"Mustang" vous saisit d'un bout à l'autre. Une histoire qui se passe aux portes de l'Europe. C'est le début de l'été... Cinq sœurs vivent dans la légèreté inhérente à l'enfance et à l'adolescence. Mais un jeu d'eau innocent avec des garçons créera le scandale... Ces jeunes femmes prendront la décision de se battre, de s'imposer face à un père, un chef de famille qui prend son rôle trop au sérieux. Une honte, un besoin quasi carcérale de contrôler son petit monde, l'homme dérape. Un jour, tout le temps.
Deniz Gamze Ergüven, ancienne de la Fémis, convoque la réflexion sans agressivité ni ton professoral ou politique mais avec une grande maîtrise loin, très loin de la petite savante agaçante. Son premier long est un tour de force tant au niveau du scénario que de la mise en scène ou de la lumière. Un bout de la Turquie au bord de la mer Noire posté à 1000 km d'Istanbul, vue à travers le prisme de la beauté enfantine,... et du déni de la féminité.
La forme et le fond se confondent pour le meilleur. Vissé dans son fauteuil, on est kidnappé pour finir ému. Pour ces jeune filles, il n'y a aucun choix cornéliens. Tout est clair : il s'agit de se battre pour leur liberté. Elles ne courent pas après l'illusion du bonheur, elle l'enfourche.

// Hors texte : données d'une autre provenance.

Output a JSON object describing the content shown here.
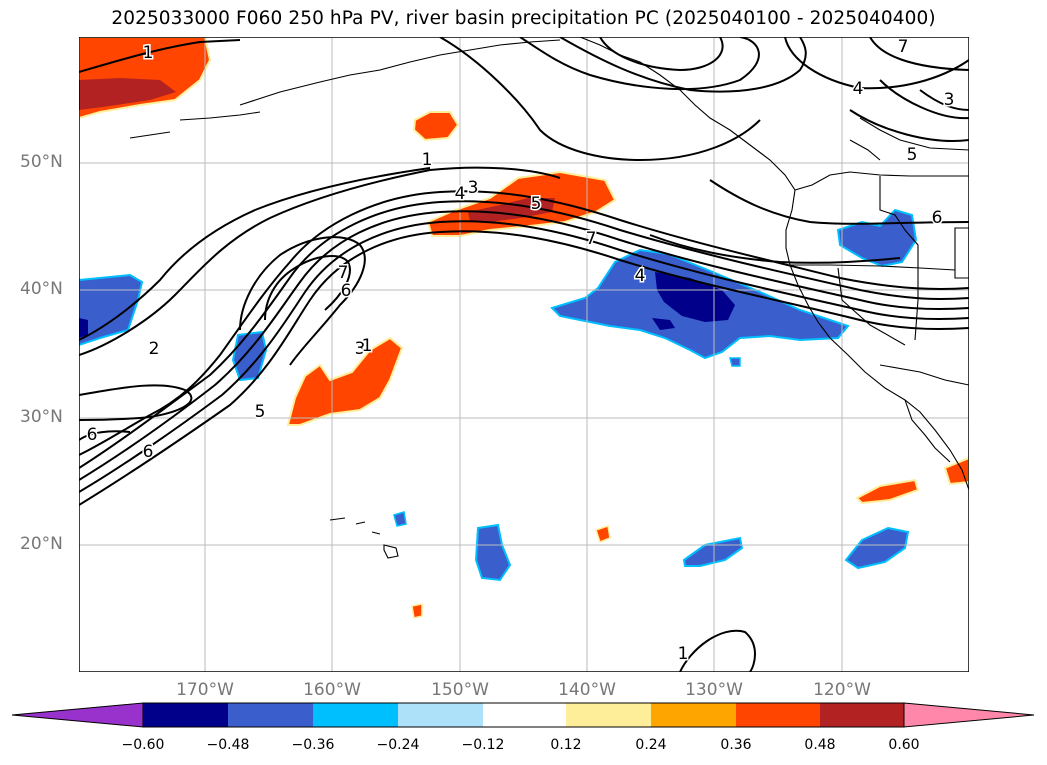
{
  "title": "2025033000 F060 250 hPa PV, river basin precipitation PC (2025040100 - 2025040400)",
  "axes": {
    "lat_labels": [
      "50°N",
      "40°N",
      "30°N",
      "20°N"
    ],
    "lon_labels": [
      "170°W",
      "160°W",
      "150°W",
      "140°W",
      "130°W",
      "120°W"
    ]
  },
  "colorbar": {
    "ticks": [
      "−0.60",
      "−0.48",
      "−0.36",
      "−0.24",
      "−0.12",
      "0.12",
      "0.24",
      "0.36",
      "0.48",
      "0.60"
    ],
    "colors": [
      "#9932CC",
      "#00008B",
      "#3A5FCD",
      "#00BFFF",
      "#ADE1FA",
      "#FFFFFF",
      "#FFEE99",
      "#FFA500",
      "#FF4500",
      "#B22222",
      "#FF88AA"
    ]
  },
  "contour_labels": [
    "1",
    "7",
    "6",
    "4",
    "3",
    "5",
    "1",
    "4",
    "3",
    "5",
    "6",
    "7",
    "6",
    "4",
    "2",
    "3",
    "5",
    "6",
    "1",
    "1",
    "7"
  ]
}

Un film atteint par son sujet. C'est parfois drôle, parfois émouvant, toujours poignant. La caméra est posée sur des femmes coincées en leur intimité et leur besoin d'Etre. Etre une femme en Turquie. La réalisatrice a vécu certaines scènes et a voulu nous raconter une réalité sans militantisme.
"Mustang" veut dire "petit cheval fougueux". Une fougue qui traverse pour nous laisser à genoux. Le plus beau film de cette année.
Mustang, sélectionné à la Quinzaine des réalisateurs à Cannes 2015, sortie le 17 juin. La bande son est signée Warren Ellis.